高度経済成長を遂げる前、特に戦前の日本はまだ農本主義社会であり、そこでは女性たちもまた農家に嫁いで男性とともに額に汗して働く生活をすることが一般的でした。
詩人の永瀬青子は、そんな各地で苦労しながら暮らしている女性たちをあえて「天女」と呼んで、彼女たちを勇気づける詩を書きました。1940年に刊行された初期の詩集『諸国の天女』の冒頭から。
「諸国の天女は漁夫や猟人を夫として/いつも忘れ得ず想つてゐる、 底なき天を翔けた日を。
人の世のたつきのあはれないとなみ/やすむひまなきあした夕べに わが忘れぬ喜びを人は知らない。
井の水を汲めばその中に/天の光がしたたつてゐる/花咲けば花の中に/かの日の天の着物がそよぐ。
雨と風とがささやくあこがれ/我が子に唄へばそらんじて/何を意味するとか思ふのだろう。
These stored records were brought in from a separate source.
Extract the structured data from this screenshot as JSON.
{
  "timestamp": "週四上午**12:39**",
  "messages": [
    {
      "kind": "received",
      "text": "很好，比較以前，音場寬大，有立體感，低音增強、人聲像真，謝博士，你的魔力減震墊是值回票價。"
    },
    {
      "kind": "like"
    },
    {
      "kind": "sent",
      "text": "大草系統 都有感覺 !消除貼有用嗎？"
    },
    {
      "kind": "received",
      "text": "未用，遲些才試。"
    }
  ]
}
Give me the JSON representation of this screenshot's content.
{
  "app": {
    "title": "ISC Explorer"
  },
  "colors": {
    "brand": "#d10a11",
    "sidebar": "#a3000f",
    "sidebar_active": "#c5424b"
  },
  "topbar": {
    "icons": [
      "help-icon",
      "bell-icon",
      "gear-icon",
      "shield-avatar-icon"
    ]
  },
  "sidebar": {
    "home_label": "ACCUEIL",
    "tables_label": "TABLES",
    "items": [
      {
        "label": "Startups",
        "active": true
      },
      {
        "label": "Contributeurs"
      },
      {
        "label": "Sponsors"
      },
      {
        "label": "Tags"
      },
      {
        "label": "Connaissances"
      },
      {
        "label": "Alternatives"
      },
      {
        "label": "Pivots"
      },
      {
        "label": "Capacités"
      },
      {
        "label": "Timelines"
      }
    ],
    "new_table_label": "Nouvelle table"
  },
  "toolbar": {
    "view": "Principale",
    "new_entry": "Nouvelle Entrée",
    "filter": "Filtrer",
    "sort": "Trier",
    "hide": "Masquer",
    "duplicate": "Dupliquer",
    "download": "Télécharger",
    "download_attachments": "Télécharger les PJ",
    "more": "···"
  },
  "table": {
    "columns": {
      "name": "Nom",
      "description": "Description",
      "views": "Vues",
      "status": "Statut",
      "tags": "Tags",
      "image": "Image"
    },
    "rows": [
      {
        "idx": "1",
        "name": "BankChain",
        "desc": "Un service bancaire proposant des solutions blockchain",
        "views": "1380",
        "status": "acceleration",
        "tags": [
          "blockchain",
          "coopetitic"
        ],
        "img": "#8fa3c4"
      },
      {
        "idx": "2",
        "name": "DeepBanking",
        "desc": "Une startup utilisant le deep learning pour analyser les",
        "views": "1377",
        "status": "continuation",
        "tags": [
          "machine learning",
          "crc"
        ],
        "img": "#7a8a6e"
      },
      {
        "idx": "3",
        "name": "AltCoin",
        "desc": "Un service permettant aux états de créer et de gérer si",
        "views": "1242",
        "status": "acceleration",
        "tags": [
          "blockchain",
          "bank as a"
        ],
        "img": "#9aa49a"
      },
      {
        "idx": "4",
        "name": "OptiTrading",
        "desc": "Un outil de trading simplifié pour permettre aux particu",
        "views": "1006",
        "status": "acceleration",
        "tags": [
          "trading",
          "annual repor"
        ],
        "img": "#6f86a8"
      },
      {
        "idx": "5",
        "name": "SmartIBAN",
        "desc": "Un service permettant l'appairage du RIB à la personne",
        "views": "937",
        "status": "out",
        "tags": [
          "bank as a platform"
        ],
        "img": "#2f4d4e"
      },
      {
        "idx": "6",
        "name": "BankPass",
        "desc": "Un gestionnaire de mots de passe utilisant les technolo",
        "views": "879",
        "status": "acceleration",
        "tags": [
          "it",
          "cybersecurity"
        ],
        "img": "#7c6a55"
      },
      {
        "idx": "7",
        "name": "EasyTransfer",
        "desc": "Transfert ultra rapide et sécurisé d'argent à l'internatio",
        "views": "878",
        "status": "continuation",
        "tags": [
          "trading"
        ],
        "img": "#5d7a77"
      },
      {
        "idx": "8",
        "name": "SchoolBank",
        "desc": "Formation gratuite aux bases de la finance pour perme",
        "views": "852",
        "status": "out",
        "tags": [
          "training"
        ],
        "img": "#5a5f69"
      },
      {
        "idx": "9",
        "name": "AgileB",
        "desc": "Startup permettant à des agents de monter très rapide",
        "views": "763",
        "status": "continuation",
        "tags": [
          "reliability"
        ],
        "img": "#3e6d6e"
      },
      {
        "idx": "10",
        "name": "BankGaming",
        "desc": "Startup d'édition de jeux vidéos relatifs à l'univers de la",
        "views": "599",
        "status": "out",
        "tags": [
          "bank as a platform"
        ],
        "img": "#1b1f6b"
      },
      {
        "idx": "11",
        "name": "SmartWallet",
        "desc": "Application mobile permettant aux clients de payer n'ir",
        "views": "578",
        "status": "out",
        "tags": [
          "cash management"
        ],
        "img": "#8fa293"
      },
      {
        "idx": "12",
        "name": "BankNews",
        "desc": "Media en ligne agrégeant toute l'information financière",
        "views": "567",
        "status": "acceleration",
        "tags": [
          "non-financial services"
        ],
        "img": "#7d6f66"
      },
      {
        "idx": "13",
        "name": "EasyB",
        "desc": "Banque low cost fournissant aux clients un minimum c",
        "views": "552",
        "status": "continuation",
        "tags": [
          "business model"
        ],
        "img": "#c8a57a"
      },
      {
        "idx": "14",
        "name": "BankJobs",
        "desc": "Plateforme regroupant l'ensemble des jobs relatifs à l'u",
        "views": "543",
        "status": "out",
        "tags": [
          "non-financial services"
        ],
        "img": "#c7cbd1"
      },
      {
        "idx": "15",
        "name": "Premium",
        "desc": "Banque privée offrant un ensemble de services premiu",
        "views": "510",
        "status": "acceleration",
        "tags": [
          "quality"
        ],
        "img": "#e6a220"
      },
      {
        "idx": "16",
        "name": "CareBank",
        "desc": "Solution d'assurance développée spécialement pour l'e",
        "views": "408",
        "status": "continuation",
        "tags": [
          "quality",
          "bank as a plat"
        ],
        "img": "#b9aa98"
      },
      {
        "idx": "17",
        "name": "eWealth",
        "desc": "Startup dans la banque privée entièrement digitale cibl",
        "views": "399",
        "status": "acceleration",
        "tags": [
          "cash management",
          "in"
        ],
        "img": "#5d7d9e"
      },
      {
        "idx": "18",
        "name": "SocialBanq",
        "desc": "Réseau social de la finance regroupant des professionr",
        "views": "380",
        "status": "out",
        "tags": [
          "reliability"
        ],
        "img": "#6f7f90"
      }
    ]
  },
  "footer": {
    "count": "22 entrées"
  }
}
せめてぬるぬる春の波間に/或る日はかづきつ嘆かへば/涙はからき潮にまじり/空ははるかに金のひかり」
※「たつき」=生活を支える手段・方便
※「かづく」=水にもぐる
20日にみずがめ座から数えて「みずからの足で立って歩くこと」を意味する3番目のおひつじ座へ、太陽が入り春分を迎えていく今週のあなたもまた、きっと彼女が詩に書いた「天女」のように力強く日々を刻んでいくだろう。
生き延びてきた証し
天女と対となる存在としては、あだ花が挙げられるのではないか。デジタル大辞泉をひくと、あだ花(徒花)とは
1 咲いても実を結ばずに散る花。転じて、実(じつ)を伴わない物事。むだ花。
2 季節はずれに咲く花。
3 はかなく散る桜花。あだざくら。
むだで、季節はずれで、実もつけずにはかなく散るのがあだ花。ただそれは裏を返せば、社会や親や周囲の期待する通りの“正しい”仕方で、世間様に役立つ人間であれと、自分以外の誰かしらに“矯正”されずに無事生き延びてきた証しでもあるはずだ。 天女か、あだ花か。今週のみずがめ座は、そのどちらをも視界にとらえていきたいところ。